Nachdem sie sich gestärkt und etwas ausgeruht hatten, gingen sie frühzeitig zur Bühne vor. Unterwegs entdeckte Hackenholt noch einen Stand, an dem verschiedene Bowlen ausgeschenkt wurden. Sogar zwei alkoholfreie waren darunter. Sie fanden regen Zuspruch, und nachdem er einen Becher gekauft und probiert hatte, wusste er auch warum. Sie schmeckte erfrischend lecker. Nicht zu süß, nicht zu sauer, doch Sophie wollte trotzdem keine. Ihr stand der Sinn eher danach, zur Bühne zu gehen und sich möglichst weit nach vorn zu wühlen. Sie wollte Anne Clark nicht nur hören, sondern auch sehen.

Obwohl der Bühnenbereich auf der Insel Schütt schon gerammelt voll war, schafften sie es, sich ziemlich weit vorzudrängen. Plötzlich standen sie inmitten eines Pulks schwarz gekleideter Menschen mit schwarz gefärbten Haaren und geschminkten Gesichtern.

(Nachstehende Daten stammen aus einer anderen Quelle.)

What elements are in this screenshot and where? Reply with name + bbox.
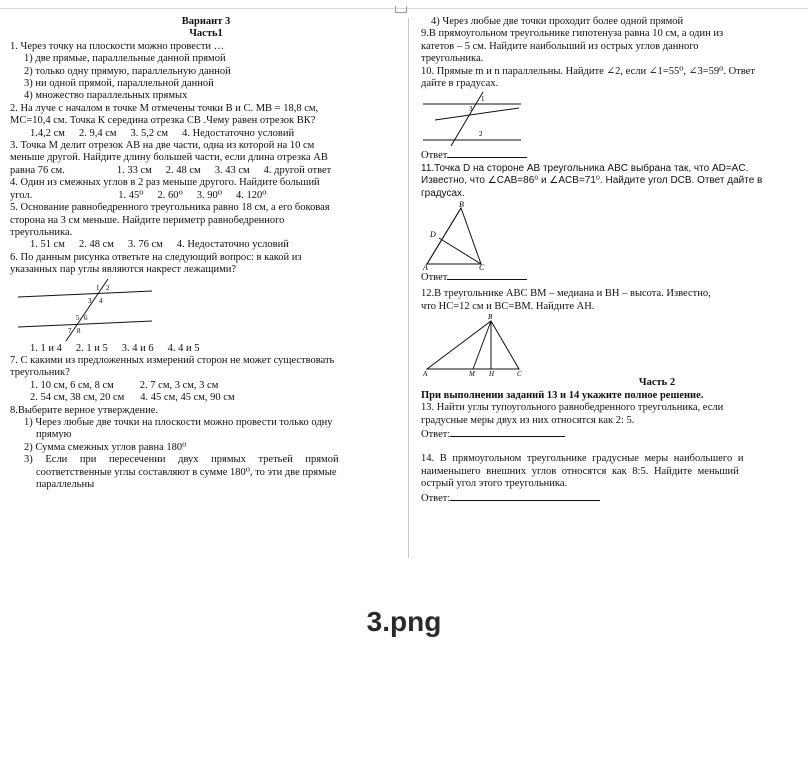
angle-label-3: 3 <box>469 105 473 114</box>
q5-option: 2. 48 см <box>78 239 114 251</box>
q5-options <box>10 239 402 251</box>
q4-option: 3. 90⁰ <box>196 189 222 201</box>
question-9-cont: катетов – 5 см. Найдите наибольший из острых углов данного <box>421 40 699 52</box>
q8-option: 4) Через любые две точки проходит более одной прямой <box>431 16 684 27</box>
question-14-cont: острый угол этого треугольника. <box>421 478 568 490</box>
parallel-lines-figure <box>10 277 160 343</box>
answer-label: Ответ: <box>421 492 451 504</box>
q4-text: угол. <box>10 189 33 201</box>
answer-label: Ответ: <box>421 428 451 440</box>
q6-option: 2. 1 и 5 <box>75 342 108 354</box>
angle-label-3: 3 <box>88 296 92 305</box>
parallel-lines-m-n-figure <box>421 90 531 148</box>
angle-label-2: 2 <box>106 283 110 292</box>
answer-blank[interactable] <box>450 491 600 501</box>
question-9-cont: треугольника. <box>421 53 484 65</box>
q3-option: 3. 43 см <box>214 164 250 176</box>
part-two-title: Часть 2 <box>638 377 676 389</box>
question-3-cont: меньше другой. Найдите длину большей части, если длина отрезка АВ <box>10 152 328 164</box>
answer-line-11 <box>421 270 803 284</box>
q3-text: равна 76 см. <box>10 164 65 176</box>
q7-option: 1. 10 см, 6 см, 8 см <box>30 379 114 391</box>
question-12: 12.В треугольнике АВС ВМ – медиана и ВН – высота. Известно, <box>421 288 711 300</box>
q8-option: 3) Если при пересечении двух прямых третьей прямой <box>24 454 339 466</box>
question-14: 14. В прямоугольном треугольнике градусные меры наибольшего и <box>421 453 744 465</box>
transversal-line <box>66 279 108 341</box>
q1-option: 3) ни одной прямой, параллельной данной <box>24 78 214 90</box>
question-10-cont: дайте в градусах. <box>421 78 499 90</box>
question-11-cont: Известно, что ∠CAB=86⁰ и ∠ACB=71⁰. Найдите угол DCB. Ответ дайте в <box>421 175 763 187</box>
vertex-label-c: C <box>517 370 522 378</box>
answer-blank[interactable] <box>447 270 527 280</box>
vertex-label-b: B <box>488 313 493 322</box>
question-7: 7. С какими из предложенных измерений сторон не может существовать <box>10 354 335 366</box>
q2-option: 1.4,2 см <box>30 127 65 139</box>
question-5: 5. Основание равнобедренного треугольника равно 18 см, а его боковая <box>10 202 330 214</box>
answer-label: Ответ <box>421 272 448 284</box>
q7-option: 2. 7 см, 3 см, 3 см <box>139 379 219 391</box>
question-14-cont: наименьшего внешних углов относятся как 8:5. Найдите меньший <box>421 465 739 477</box>
answer-line-13 <box>421 427 803 441</box>
part-one-title: Часть1 <box>189 28 223 40</box>
q8-option-cont: прямую <box>36 429 72 441</box>
q3-options <box>10 165 402 177</box>
vertex-label-h: H <box>489 370 495 378</box>
angle-label-5: 5 <box>76 313 80 322</box>
q4-options <box>10 190 402 202</box>
transversal-b <box>435 108 519 120</box>
question-9: 9.В прямоугольном треугольнике гипотенуза равна 10 см, а один из <box>421 28 724 40</box>
question-6-cont: указанных пар углы являются накрест лежащими? <box>10 264 237 276</box>
answer-label: Ответ <box>421 150 448 162</box>
question-6: 6. По данным рисунка ответьте на следующий вопрос: в какой из <box>10 251 302 263</box>
q4-option: 4. 120⁰ <box>235 189 267 201</box>
q6-option: 1. 1 и 4 <box>30 342 62 354</box>
answer-blank[interactable] <box>450 427 565 437</box>
page-corner-mark <box>395 6 407 13</box>
vertex-label-b: B <box>459 200 464 210</box>
q6-option: 3. 4 и 6 <box>121 342 154 354</box>
variant-title: Вариант 3 <box>181 16 231 27</box>
vertex-label-c: C <box>479 263 485 271</box>
q2-option: 2. 9,4 см <box>78 127 117 139</box>
vertex-label-d: D <box>430 230 436 240</box>
question-10: 10. Прямые m и n параллельны. Найдите ∠2, если ∠1=55⁰, ∠3=59⁰. Ответ <box>421 65 755 77</box>
q8-option-cont: соответственные углы составляют в сумме 180⁰, то эти две прямые <box>36 466 337 478</box>
answer-line-10 <box>421 148 803 162</box>
column-divider <box>408 18 409 558</box>
right-column <box>421 16 803 505</box>
q7-option: 4. 45 см, 45 см, 90 см <box>140 392 235 404</box>
angle-label-6: 6 <box>84 313 88 322</box>
q1-option: 2) только одну прямую, параллельную данной <box>24 65 231 77</box>
question-2: 2. На луче с началом в точке М отмечены точки В и С. МВ = 18,8 см, <box>10 102 319 114</box>
q4-option: 2. 60⁰ <box>157 189 183 201</box>
q5-option: 3. 76 см <box>127 239 163 251</box>
question-11-cont: градусах. <box>421 187 465 199</box>
left-column <box>10 16 402 491</box>
q7-options-row1 <box>10 380 402 392</box>
answer-line-14 <box>421 491 803 505</box>
triangle-median-figure <box>421 313 531 377</box>
angle-label-2: 2 <box>479 130 483 139</box>
q2-options <box>10 128 402 140</box>
angle-label-7: 7 <box>68 326 72 335</box>
q3-option: 1. 33 см <box>116 164 152 176</box>
file-name-caption: 3.png <box>366 606 442 637</box>
q7-options-row2 <box>10 392 402 404</box>
question-13: 13. Найти углы тупоугольного равнобедренного треугольника, если <box>421 402 724 414</box>
question-1: 1. Через точку на плоскости можно провести … <box>10 40 225 52</box>
q5-option: 1. 51 см <box>30 239 65 251</box>
q2-option: 4. Недостаточно условий <box>182 127 295 139</box>
question-4: 4. Один из смежных углов в 2 раз меньше другого. Найдите больший <box>10 177 320 189</box>
q3-option: 4. другой ответ <box>263 164 332 176</box>
angle-label-4: 4 <box>99 296 103 305</box>
upper-line <box>18 291 152 297</box>
question-8: 8.Выберите верное утверждение. <box>10 404 159 416</box>
angle-label-1: 1 <box>96 283 100 292</box>
answer-blank[interactable] <box>447 148 527 158</box>
vertex-label-m: M <box>469 370 475 378</box>
q8-option-cont: параллельны <box>36 479 95 490</box>
question-3: 3. Точка М делит отрезок АВ на две части, одна из которой на 10 см <box>10 140 315 152</box>
q1-option: 1) две прямые, параллельные данной прямой <box>24 53 226 65</box>
angle-label-8: 8 <box>77 326 81 335</box>
question-12-cont: что НС=12 см и ВС=ВМ. Найдите АН. <box>421 300 595 312</box>
question-13-cont: градусные меры двух из них относятся как 2: 5. <box>421 414 635 426</box>
part-two-note: При выполнении заданий 13 и 14 укажите полное решение. <box>421 389 704 401</box>
question-5-cont: сторона на 3 см меньше. Найдите периметр равнобедренного <box>10 214 285 226</box>
triangle-abc <box>427 321 519 369</box>
q4-option: 1. 45⁰ <box>118 189 144 201</box>
q5-option: 4. Недостаточно условий <box>176 239 289 251</box>
q1-option: 4) множество параллельных прямых <box>24 90 188 102</box>
angle-label-1: 1 <box>481 95 485 104</box>
q8-option: 2) Сумма смежных углов равна 180⁰ <box>24 441 187 453</box>
question-7-cont: треугольник? <box>10 367 70 379</box>
q3-option: 2. 48 см <box>165 164 201 176</box>
q8-option: 1) Через любые две точки на плоскости можно провести только одну <box>24 416 333 428</box>
question-2-cont: МС=10,4 см. Точка К середина отрезка СВ .Чему равен отрезок ВК? <box>10 115 316 127</box>
segment-dc <box>439 238 481 264</box>
q6-option: 4. 4 и 5 <box>167 342 200 354</box>
question-11: 11.Точка D на стороне AB треугольника ABC выбрана так, что AD=AC. <box>421 162 749 174</box>
q6-options <box>10 343 402 355</box>
triangle-abc-figure <box>421 200 511 270</box>
q7-option: 2. 54 см, 38 см, 20 см <box>30 392 125 404</box>
q2-option: 3. 5,2 см <box>130 127 169 139</box>
vertex-label-a: A <box>423 370 428 378</box>
vertex-label-a: A <box>423 263 428 271</box>
question-5-cont: треугольника. <box>10 226 73 238</box>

»Huch, guck mal«, sagte Sophie fröhlich grinsend. »Mir scheint, da sind ein paar Grufties wieder aus ihren Gräbern geklettert.«

»Das sind Goths«, korrigierte Hackenholt.

»Nein, sind es nicht«, beharrte Sophie stur. »Schau dir die Leute mal genauer an. Die sind mindestens so alt wie wir, manche sogar ein bisschen älter. Bestimmt haben die Anne Clarks Musik schon in ihrer Jugend gehört. Und damals, Mitte der Achtziger, als die Bewegung aufkam, hießen sie noch Grufties. Die Goths kamen erst ein Jahrzehnt später.«

Die ausgelassene Stimmung war ansteckend. Hackenholt fand das Konzert alles in allem sehr gelungen – trotz der technischen Probleme, die es gab. Die britische Musikerin spielte einen Mix aus Bekanntem und Liedern ihrer neuen CD, wobei die alten Songs überwogen. Nach anderthalb Stunden, um dreiundzwanzig Uhr, strömten die Zuhörer zufrieden auseinander. Auch Hackenholt und Sophie machten sich auf den Heimweg.